もちろん、環境が変わるので全部思い通りに行くとは思っていません。最下位のチームが這い上がっていくのは、そんなに簡単じゃないことは分かっています。でも、言ったら失うものは何もないし、そんなチームが頑張って上がっていく姿を見せたらバスケ界もBリーグももっと盛り上がると思います。西地区を変えてやろう、Bリーグをもっと盛り上げよう、という意識はあります。
寂しい寂しいと言っていますが、間違いなく僕が自分で決断したことなので、絶対に成功させなきゃいけない、移籍して良かったと思ってもらえるようにならなきゃいけないと思っています。
──それは川崎のファンの皆さんに対する思いでもありますよね。応援してくれた人たちへのメッセージをお願いします。
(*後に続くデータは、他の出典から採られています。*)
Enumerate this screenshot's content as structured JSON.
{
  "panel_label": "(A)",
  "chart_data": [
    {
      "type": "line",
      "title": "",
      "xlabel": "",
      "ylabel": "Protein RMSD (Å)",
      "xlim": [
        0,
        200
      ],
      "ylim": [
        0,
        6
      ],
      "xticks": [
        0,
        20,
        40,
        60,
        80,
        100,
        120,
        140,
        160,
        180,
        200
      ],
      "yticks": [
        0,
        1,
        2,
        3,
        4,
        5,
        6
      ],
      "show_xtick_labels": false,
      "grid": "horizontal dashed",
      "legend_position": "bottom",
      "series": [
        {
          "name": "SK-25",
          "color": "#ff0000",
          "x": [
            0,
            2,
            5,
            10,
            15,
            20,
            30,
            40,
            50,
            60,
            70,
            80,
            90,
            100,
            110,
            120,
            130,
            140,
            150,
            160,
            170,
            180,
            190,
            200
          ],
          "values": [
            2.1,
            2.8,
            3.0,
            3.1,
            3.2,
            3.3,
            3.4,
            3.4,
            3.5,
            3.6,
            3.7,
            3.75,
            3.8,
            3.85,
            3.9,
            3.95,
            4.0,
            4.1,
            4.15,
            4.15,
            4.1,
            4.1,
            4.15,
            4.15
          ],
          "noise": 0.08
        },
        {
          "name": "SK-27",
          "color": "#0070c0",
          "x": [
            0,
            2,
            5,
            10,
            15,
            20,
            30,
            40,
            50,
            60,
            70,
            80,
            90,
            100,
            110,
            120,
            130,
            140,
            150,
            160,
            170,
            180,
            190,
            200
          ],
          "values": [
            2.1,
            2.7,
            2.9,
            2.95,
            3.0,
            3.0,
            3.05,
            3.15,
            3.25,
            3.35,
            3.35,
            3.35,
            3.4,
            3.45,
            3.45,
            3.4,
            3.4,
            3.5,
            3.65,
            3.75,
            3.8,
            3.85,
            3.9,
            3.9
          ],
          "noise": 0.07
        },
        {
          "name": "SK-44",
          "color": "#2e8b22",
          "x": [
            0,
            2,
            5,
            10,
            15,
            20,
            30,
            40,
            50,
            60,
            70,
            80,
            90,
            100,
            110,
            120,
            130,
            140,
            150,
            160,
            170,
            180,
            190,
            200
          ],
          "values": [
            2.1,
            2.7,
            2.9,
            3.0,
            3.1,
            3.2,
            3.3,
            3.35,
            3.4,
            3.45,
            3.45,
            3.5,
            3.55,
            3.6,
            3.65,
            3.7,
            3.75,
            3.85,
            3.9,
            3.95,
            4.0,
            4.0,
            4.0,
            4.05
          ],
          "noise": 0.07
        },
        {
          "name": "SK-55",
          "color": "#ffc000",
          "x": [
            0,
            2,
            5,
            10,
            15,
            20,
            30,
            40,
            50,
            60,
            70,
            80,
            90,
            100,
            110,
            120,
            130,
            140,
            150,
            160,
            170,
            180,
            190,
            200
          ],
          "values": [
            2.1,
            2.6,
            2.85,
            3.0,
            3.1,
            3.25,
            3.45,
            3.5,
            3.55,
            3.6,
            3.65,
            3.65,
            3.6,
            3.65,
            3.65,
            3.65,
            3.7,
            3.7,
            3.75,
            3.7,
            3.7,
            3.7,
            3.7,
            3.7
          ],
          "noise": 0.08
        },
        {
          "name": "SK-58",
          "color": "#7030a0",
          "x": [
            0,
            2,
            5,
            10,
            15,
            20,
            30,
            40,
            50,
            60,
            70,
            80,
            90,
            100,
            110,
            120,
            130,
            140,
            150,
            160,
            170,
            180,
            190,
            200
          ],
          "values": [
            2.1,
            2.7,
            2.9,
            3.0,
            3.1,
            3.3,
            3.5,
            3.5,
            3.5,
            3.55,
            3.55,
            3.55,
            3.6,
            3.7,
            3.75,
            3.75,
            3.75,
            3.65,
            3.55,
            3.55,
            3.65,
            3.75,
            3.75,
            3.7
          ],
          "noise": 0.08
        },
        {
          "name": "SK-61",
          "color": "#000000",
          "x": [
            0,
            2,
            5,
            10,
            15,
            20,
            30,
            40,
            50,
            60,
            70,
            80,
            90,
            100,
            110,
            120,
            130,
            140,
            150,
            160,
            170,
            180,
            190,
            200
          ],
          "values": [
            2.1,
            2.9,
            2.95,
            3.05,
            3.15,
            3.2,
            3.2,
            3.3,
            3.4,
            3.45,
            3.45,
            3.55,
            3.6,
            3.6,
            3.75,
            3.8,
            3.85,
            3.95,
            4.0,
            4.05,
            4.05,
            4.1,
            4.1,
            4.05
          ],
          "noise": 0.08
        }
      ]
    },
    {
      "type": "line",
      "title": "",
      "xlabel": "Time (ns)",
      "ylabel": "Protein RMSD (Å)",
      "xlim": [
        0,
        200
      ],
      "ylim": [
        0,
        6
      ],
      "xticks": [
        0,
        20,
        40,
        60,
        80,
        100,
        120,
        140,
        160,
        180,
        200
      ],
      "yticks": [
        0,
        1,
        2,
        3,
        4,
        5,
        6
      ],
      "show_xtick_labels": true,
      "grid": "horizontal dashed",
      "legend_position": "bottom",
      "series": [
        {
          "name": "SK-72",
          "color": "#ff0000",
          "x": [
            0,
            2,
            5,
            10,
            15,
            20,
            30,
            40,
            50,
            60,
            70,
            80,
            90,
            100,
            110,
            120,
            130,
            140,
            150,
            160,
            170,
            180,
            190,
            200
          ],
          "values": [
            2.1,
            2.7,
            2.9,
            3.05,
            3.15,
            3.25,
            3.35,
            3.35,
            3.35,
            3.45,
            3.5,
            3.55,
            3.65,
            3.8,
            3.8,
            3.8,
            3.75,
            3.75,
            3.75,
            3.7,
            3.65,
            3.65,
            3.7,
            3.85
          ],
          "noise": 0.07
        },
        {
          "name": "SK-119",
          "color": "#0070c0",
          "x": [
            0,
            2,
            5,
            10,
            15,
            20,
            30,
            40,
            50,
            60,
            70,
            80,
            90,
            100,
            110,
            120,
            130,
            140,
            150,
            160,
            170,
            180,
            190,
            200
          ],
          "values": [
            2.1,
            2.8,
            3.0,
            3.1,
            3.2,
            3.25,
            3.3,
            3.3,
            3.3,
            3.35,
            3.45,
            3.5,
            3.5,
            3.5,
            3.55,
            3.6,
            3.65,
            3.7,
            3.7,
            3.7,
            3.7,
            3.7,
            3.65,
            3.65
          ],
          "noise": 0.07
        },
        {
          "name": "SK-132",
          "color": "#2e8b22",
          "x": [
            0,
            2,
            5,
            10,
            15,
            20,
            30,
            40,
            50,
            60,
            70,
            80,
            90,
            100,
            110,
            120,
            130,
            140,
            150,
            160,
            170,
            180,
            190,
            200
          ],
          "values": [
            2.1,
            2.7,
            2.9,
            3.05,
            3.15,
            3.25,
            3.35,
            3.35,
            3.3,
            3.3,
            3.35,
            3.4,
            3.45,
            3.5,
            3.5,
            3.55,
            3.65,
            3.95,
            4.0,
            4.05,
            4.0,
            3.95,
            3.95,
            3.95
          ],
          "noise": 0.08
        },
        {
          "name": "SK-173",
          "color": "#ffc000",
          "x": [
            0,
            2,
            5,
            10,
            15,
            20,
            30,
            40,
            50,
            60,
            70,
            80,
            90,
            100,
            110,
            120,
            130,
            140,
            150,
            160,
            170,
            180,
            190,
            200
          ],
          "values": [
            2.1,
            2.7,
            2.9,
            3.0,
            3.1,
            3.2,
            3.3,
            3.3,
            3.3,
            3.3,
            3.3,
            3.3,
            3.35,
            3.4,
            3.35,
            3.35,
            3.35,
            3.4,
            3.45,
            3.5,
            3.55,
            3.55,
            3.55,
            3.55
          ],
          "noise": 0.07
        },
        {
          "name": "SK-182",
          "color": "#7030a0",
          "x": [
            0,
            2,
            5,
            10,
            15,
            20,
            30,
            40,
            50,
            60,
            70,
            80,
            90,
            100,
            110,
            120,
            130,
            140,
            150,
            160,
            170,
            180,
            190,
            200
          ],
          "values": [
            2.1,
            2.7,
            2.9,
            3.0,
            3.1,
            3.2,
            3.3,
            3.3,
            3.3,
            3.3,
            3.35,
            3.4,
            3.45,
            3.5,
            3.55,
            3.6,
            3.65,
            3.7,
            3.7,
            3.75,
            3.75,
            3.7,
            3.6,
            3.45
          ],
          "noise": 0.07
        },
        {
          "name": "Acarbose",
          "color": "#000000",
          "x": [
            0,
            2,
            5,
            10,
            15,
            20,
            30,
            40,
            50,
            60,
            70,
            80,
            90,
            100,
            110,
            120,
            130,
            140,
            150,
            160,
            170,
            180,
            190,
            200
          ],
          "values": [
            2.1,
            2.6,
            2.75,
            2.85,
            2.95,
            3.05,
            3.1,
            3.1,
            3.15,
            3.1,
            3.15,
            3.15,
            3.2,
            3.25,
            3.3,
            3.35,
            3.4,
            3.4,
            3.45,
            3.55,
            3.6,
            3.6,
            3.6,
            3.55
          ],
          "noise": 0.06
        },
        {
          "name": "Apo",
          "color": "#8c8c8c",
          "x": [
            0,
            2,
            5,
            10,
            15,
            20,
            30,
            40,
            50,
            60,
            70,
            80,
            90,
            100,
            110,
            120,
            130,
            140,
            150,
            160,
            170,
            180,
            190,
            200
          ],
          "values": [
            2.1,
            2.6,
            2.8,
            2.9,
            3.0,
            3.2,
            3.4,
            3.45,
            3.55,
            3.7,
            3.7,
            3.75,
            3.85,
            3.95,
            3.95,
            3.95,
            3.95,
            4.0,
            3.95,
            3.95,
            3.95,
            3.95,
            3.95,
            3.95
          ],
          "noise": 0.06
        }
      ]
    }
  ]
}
皆さんの前で挨拶できないのは僕もすごく残念ですし、どこかで挨拶したいと思っているんですけど、ルーキーシーズンから9年間ずっと応援してくれて会場で声を掛けてくださる方もいるし、Bリーグになって新しくファンになってくださった方もいるし、川崎だけじゃなく遠方から応援に来てくださる方もいます。そういった皆さんの応援が本当に支えになりました。ケガがあったり調子が悪くて下を向くこともありましたが、そんな時もずっと離れないで応援して励ましてくれた皆さんには、本当に感謝でいっぱいです。
僕がバスケットをやっていて一番良かったと思えるのが皆さんの存在です。移籍しますが僕は僕ですし、来シーズンのどこかで、とどろきアリーナに戻って来ることもあると思います。僕はブーイングは好きじゃないので、愛があるブーイングでもちょっとやめてもらいたい(笑)。拍手喝采で温かく迎えてもらえたらうれしいです。